When is a fintech too big to be bought by a bank?
Many banks will be tempted to buy fintech firms to play catch-up in the technology race, and more fintechs might be willing to be sold, but splurging now could be exactly the wrong move for banks, according to Hans Morris, head of the venture capital firm Nyca Partners.
The reason? Several fintech companies are valued at, or headed towards a valuation of, $1 billion — a price that could be too rich for the blood (and books) of many banks, Morris warned in an interview at a recent fintech conference in New York.
“Goodwill is a 100% deduction at a bank,” Morris said. “If you buy a company for a billion dollars, your tangible common equity is reduced by a billion dollars.

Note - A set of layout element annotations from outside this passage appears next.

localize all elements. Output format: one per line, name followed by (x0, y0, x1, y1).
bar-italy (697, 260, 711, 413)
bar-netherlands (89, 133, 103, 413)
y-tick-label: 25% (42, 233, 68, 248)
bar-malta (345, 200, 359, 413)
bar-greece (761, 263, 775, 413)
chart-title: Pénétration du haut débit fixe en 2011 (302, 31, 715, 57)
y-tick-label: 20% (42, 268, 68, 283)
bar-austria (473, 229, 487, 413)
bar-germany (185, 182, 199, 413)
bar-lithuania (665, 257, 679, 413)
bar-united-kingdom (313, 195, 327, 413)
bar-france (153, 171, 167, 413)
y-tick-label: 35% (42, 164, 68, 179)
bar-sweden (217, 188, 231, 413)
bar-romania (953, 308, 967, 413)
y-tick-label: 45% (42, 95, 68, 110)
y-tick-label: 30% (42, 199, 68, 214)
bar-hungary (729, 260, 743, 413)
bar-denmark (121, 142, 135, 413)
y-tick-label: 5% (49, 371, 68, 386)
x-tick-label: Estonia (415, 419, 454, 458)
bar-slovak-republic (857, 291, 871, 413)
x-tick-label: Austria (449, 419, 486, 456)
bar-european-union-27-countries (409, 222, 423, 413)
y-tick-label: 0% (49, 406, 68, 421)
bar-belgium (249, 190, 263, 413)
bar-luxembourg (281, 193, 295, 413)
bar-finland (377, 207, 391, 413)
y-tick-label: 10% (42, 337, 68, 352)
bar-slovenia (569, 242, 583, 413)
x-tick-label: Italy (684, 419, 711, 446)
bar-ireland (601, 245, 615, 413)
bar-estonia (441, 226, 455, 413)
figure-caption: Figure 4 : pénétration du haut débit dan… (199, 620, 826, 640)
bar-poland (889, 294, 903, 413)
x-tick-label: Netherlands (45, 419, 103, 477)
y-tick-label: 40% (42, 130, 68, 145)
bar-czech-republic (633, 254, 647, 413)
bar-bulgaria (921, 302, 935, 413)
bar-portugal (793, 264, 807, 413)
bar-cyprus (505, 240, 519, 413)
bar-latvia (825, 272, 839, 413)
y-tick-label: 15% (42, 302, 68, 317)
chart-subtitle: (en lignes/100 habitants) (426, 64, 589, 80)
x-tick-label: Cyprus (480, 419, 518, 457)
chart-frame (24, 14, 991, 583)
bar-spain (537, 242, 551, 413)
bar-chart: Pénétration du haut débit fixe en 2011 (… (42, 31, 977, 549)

If that company only earns $15 million, then that’s a really dumb decision. If that billion-dollar company is earning you $200 million that would be great, but most of these companies don’t have that type of earnings.”
In April, the digital payments company Bill.com, the cryptocurrency platform Liquid and the renters insurance company Lemonade each entered into what the tech industry calls the "unicorn" $1 billion valuation space, according to CB Insights. Monzo, which became a unicorn in October 2018, launches in the U.S. this week.
Fintechs are often faced with the decision to find a buyer when they cannot raise enough money to expand further — which was the case when CUNA Mutual Group bought the digital-lending startup Mirador, one of Morris' portfolio companies.
Even if banks sit out fintech M&A for awhile until valuations come down, potential sellers can still look to be bought up by larger banking vendors, Morris said. This year, Fiserv agreed to buy First Data, FIS announced a deal for Worldpay and Global Payments said it was acquiring TSYS.
For banks, the ideal purchase would resemble JPMorgan Chase's acquisition of the payments processor InstaMed for $500 million, Morris said.
"That's a specific vertical and key area," he said. “It’s a small percentage of their market cap and they can run a lot more transactions than the smaller company can."